Vinkovic meldt dat infraroodstraling afkomstig van de stoffige schijf korrels groter dan één micrometer uit de binnenste schijf kan halen, waar ze naar buiten worden geduwd door stellaire stralingsdruk terwijl ze boven de schijf glijden. Korrels komen de schijf opnieuw binnen bij radii waar het te koud is om voldoende infraroodstraling drukondersteuning te produceren voor een gegeven korrelgrootte en vaste dichtheid.

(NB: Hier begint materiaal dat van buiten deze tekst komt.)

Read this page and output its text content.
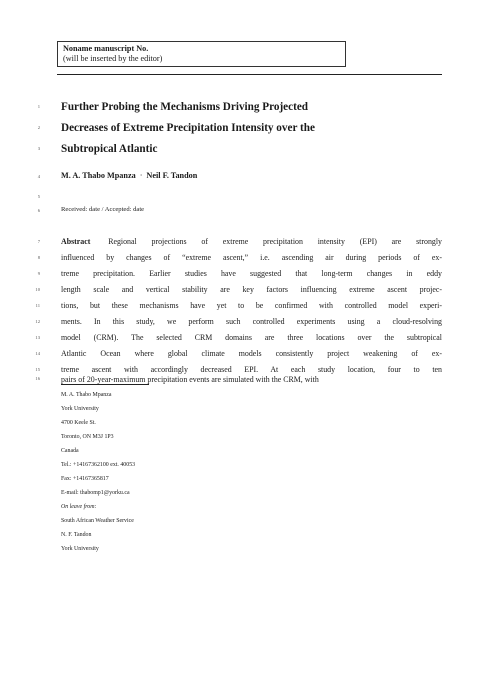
Noname manuscript No.
(will be inserted by the editor)
1
2
3
4
5
6
7
8
9
10
11
12
13
14
15
16
Further Probing the Mechanisms Driving Projected
Decreases of Extreme Precipitation Intensity over the
Subtropical Atlantic
M. A. Thabo Mpanza · Neil F. Tandon
Received: date / Accepted: date
Abstract Regional projections of extreme precipitation intensity (EPI) are strongly
influenced by changes of “extreme ascent,” i.e. ascending air during periods of ex-
treme precipitation. Earlier studies have suggested that long-term changes in eddy
length scale and vertical stability are key factors influencing extreme ascent projec-
tions, but these mechanisms have yet to be confirmed with controlled model experi-
ments. In this study, we perform such controlled experiments using a cloud-resolving
model (CRM). The selected CRM domains are three locations over the subtropical
Atlantic Ocean where global climate models consistently project weakening of ex-
treme ascent with accordingly decreased EPI. At each study location, four to ten
pairs of 20-year-maximum precipitation events are simulated with the CRM, with
M. A. Thabo Mpanza
York University
4700 Keele St.
Toronto, ON M3J 1P3
Canada
Tel.: +14167362100 ext. 40053
Fax: +14167365817
E-mail: thabomp1@yorku.ca
On leave from:
South African Weather Service
N. F. Tandon
York University
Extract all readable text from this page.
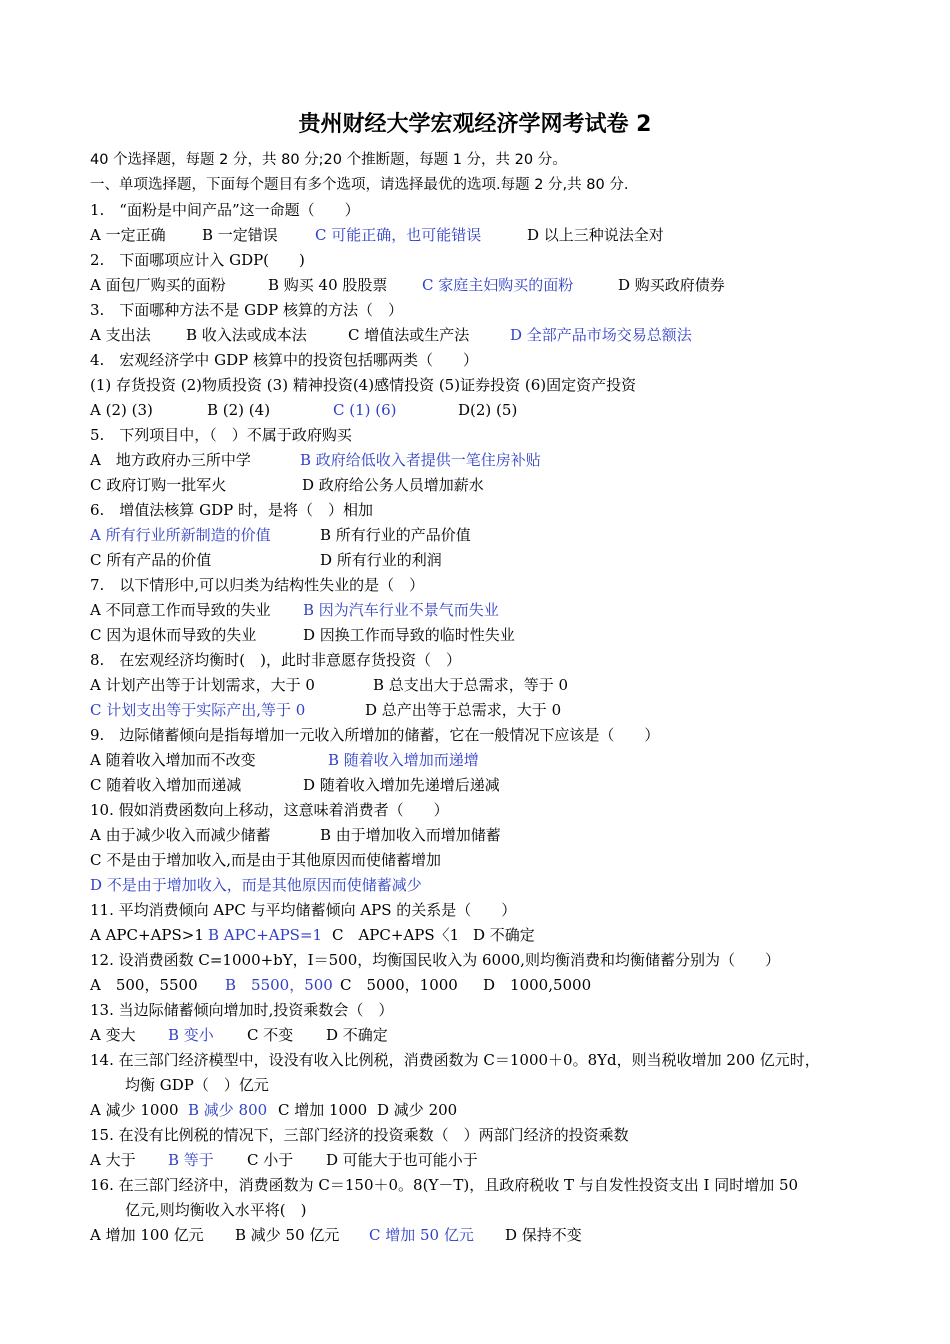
贵州财经大学宏观经济学网考试卷 2
40 个选择题，每题 2 分，共 80 分;20 个推断题，每题 1 分，共 20 分。
一、单项选择题，下面每个题目有多个选项，请选择最优的选项.每题 2 分,共 80 分.
1.　“面粉是中间产品”这一命题（　　）
A 一定正确 B 一定错误 C 可能正确，也可能错误	D 以上三种说法全对
2.　下面哪项应计入 GDP(　　)
A 面包厂购买的面粉	B 购买 40 股股票 C 家庭主妇购买的面粉	D 购买政府债券
3.　下面哪种方法不是 GDP 核算的方法（　）
A 支出法 B 收入法或成本法	C 增值法或生产法	D 全部产品市场交易总额法
4.　宏观经济学中 GDP 核算中的投资包括哪两类（　　）
(1) 存货投资 (2)物质投资 (3) 精神投资(4)感情投资 (5)证券投资 (6)固定资产投资
A (2) (3)	B (2) (4)	C (1) (6)	D(2) (5)
5.　下列项目中，（　）不属于政府购买
A　地方政府办三所中学	B 政府给低收入者提供一笔住房补贴
C 政府订购一批军火	D 政府给公务人员增加薪水
6.　增值法核算 GDP 时，是将（　）相加
A 所有行业所新制造的价值	B 所有行业的产品价值
C 所有产品的价值	D 所有行业的利润
7.　以下情形中,可以归类为结构性失业的是（　）
A 不同意工作而导致的失业 B 因为汽车行业不景气而失业
C 因为退休而导致的失业	D 因换工作而导致的临时性失业
8.　在宏观经济均衡时(　)，此时非意愿存货投资（　）
A 计划产出等于计划需求，大于 0	B 总支出大于总需求，等于 0
C 计划支出等于实际产出,等于 0	D 总产出等于总需求，大于 0
9.　边际储蓄倾向是指每增加一元收入所增加的储蓄，它在一般情况下应该是（　　）
A 随着收入增加而不改变	B 随着收入增加而递增
C 随着收入增加而递减	D 随着收入增加先递增后递减
10. 假如消费函数向上移动，这意味着消费者（　　）
A 由于减少收入而减少储蓄	B 由于增加收入而增加储蓄
C 不是由于增加收入,而是由于其他原因而使储蓄增加
D 不是由于增加收入，而是其他原因而使储蓄减少
11. 平均消费倾向 APC 与平均储蓄倾向 APS 的关系是（　　）
A APC+APS>1 B APC+APS=1 C　APC+APS〈1 D 不确定
12. 设消费函数 C=1000+bY，I＝500，均衡国民收入为 6000,则均衡消费和均衡储蓄分别为（　　）
A　500，5500 B　5500，500 C　5000，1000 D　1000,5000
13. 当边际储蓄倾向增加时,投资乘数会（　）
A 变大 B 变小 C 不变 D 不确定
14. 在三部门经济模型中，设没有收入比例税，消费函数为 C＝1000＋0。8Yd，则当税收增加 200 亿元时，
均衡 GDP（　）亿元
A 减少 1000 B 减少 800 C 增加 1000 D 减少 200
15. 在没有比例税的情况下，三部门经济的投资乘数（　）两部门经济的投资乘数
A 大于 B 等于 C 小于 D 可能大于也可能小于
16. 在三部门经济中，消费函数为 C＝150＋0。8(Y－T)，且政府税收 T 与自发性投资支出 I 同时增加 50
亿元,则均衡收入水平将(　)
A 增加 100 亿元 B 减少 50 亿元 C 增加 50 亿元 D 保持不变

Vinkovic wijst er echter op dat niet alleen de ster, maar ook de schijf schittert. Bij het bestuderen van effecten op protoplanetaire stofkorrels die groter zijn dan één micrometer, wat vergelijkbaar is met de deeltjesgrootte van sigarettenrook, heeft Vinkovic ontdekt dat het intense infraroodlicht van de heetste delen van de protoplanetaire schijf in staat is om dergelijk stof uit de schijf te duwen. Infraroodstraling is wat we kunnen voelen als 'warmte' op onze huid. Een combinatie van stralingsdruk van de ster en de schijf creëert een netto kracht die het mogelijk maakt dat stofdeeltjes langs het schijfoppervlak van binnen naar buiten van de schijf surfen.

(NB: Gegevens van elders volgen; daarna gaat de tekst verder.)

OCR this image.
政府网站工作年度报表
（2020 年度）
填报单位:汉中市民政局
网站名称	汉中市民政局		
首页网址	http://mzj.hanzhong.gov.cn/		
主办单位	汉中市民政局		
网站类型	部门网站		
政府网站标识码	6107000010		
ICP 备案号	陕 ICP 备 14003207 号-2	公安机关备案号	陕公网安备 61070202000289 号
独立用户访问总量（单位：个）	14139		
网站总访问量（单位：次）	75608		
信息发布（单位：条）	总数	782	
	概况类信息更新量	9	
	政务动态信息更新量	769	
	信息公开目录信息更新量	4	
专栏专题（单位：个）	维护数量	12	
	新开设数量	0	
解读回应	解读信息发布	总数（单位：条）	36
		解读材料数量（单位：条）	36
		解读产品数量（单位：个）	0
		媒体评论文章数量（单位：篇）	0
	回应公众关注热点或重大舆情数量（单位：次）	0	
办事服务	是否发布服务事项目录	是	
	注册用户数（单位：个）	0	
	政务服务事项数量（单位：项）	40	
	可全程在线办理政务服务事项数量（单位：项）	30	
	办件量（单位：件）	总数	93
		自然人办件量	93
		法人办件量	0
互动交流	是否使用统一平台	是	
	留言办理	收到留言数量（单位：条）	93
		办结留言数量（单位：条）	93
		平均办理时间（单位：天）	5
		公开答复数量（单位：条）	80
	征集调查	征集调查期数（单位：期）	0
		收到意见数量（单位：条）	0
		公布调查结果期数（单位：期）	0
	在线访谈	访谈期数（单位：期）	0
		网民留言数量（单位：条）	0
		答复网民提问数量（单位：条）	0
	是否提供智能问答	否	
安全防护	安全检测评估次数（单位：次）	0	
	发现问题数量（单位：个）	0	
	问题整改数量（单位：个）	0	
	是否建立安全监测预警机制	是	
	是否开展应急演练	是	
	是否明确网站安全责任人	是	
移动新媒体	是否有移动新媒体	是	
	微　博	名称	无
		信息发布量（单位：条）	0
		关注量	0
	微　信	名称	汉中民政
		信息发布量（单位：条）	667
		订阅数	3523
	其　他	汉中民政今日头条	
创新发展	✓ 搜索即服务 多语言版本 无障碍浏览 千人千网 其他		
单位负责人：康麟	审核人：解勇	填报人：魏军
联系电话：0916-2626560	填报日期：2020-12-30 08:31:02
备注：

De temperaturen in dit hete gebied bereiken ongeveer 1500 graden Kelvin (2200 graden Fahrenheit), genoeg om vaste stofdeeltjes te verdampen of hun fysische en chemische structuur te veranderen. Het mechanisme dat Vinkovic in zijn artikel beschrijft, zou dergelijke veranderde stofdeeltjes overbrengen naar koudere schijfgebieden weg van de ster. Dit kan verklaren waarom kometen een raadselachtige combinatie bevatten van ijs en deeltjes die bij hoge temperaturen zijn veranderd. Astronomen staan ​​perplex van dit mengsel, aangezien kometen in koude schijfgebieden ontstaan ​​uit bevroren stoffen zoals water, kooldioxide of methaan. Rotsachtige stofdeeltjes die uiteindelijk vermengd worden met ijs zullen daarom naar verwachting nooit hoge temperaturen ervaren.

In een redactioneel commentaar bij de studies schreef astrofysicus Aigen Li van de Universiteit van Missouri dat de oorsprong van kristallijne silicaten in kometen 'een onderwerp van discussie is geweest sinds hun eerste detectie twintig jaar geleden'.

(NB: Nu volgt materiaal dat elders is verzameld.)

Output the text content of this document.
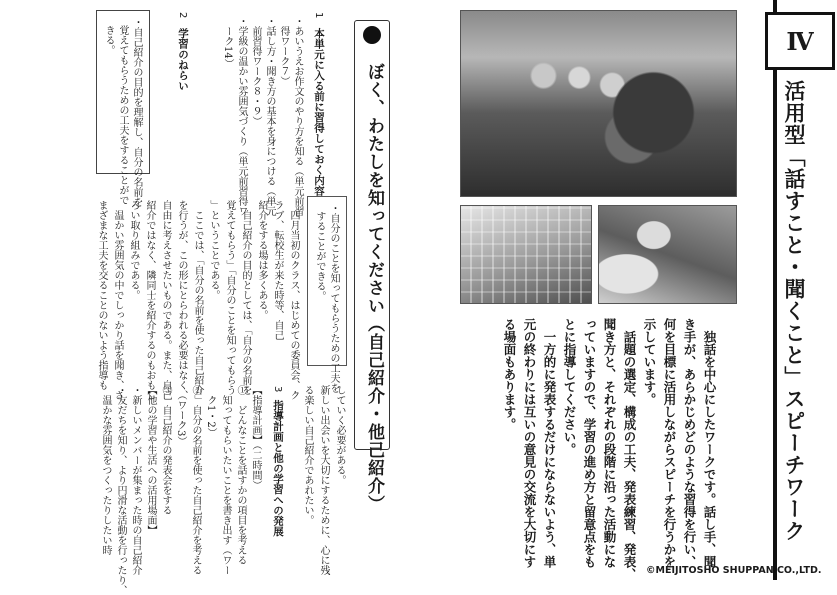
1
本単元に入る前に習得しておく内容
・あいうえお作文のやり方を知る（単元前習
得ワーク７）
・話し方・聞き方の基本を身につける（単元
前習得ワーク８・９）
・学級の温かい雰囲気づくり（単元前習得ワ
ーク14）
2
学習のねらい
・自己紹介の目的を理解し、自分の名前を
覚えてもらうための工夫をすることがで
きる。
ぼく、わたしを知ってください（自己紹介・他己紹介）
・自分のことを知ってもらうための工夫を
することができる。
　四月当初のクラス、はじめての委員会、ク
ラブ、転校生が来た時等、自己
紹介をする場は多くある。
　自己紹介の目的としては、「自分の名前を
覚えてもらう」「自分のことを知ってもらう
」ということである。
　ここでは、「自分の名前を使った自己紹介」
を行うが、この形にとらわれる必要はなく、
自由に考えさせたいものである。また、自己
紹介ではなく、隣同士を紹介するのもおもし
ろい取り組みである。
　温かい雰囲気の中でしっかり話を聞き、さ
まざまな工夫を交ることのないよう指導も
していく必要がある。
新しい出会いを大切にするために、心に残
る楽しい自己紹介であれたい。
3
指導計画と他の学習への発展
【指導計画】（二時間）
①　どんなことを話すかの項目を考える
　知ってもらいたいことを書き出す（ワー
　ク1・2）
②　自分の名前を使った自己紹介を考える
　（ワーク3）
③　自己紹介の発表会をする
【他の学習や生活への活用場面】
・新しいメンバーが集まった時の自己紹介
・友だちを知り、より円滑な活動を行ったり、
　温かな雰囲気をつくったりしたい時	　独話を中心にしたワークです。話し手、聞
き手が、あらかじめどのような習得を行い、
何を目標に活用しながらスピーチを行うかを
示しています。
　話題の選定、構成の工夫、発表練習、発表、
聞き方と、それぞれの段階に沿った活動にな
っていますので、学習の進め方と留意点をも
とに指導してください。
　一方的に発表するだけにならないよう、単
元の終わりには互いの意見の交流を大切にす
る場面もあります。
Ⅳ
活用型「話すこと・聞くこと」スピーチワーク
©MEIJITOSHO SHUPPAN CO.,LTD.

Li-touts beloven in de nieuwe theorie: “Het zou interessant zijn om te zien of andere mechanismen zoals turbulent mengen en het 'X-wind'-model effectief submicrometerkorrels, die efficiënte mid-IR-emitters zijn, naar buiten transporteren en opnemen in kometen ”, schreef hij. "Het is ook mogelijk dat sommige - maar niet alle - kristallijne silicaten in situ in cometaire comae worden gemaakt."

Bron: Vinkovic's persbericht. Bekijk een korte animatie die laat zien hoe het nieuw voorgestelde mechanisme van stofverplaatsing werkt.

Pin
Send
Share
Send

Bekijk de video: Pluto, Comets, Asteroids, and the Kuiper Belt (November 2024).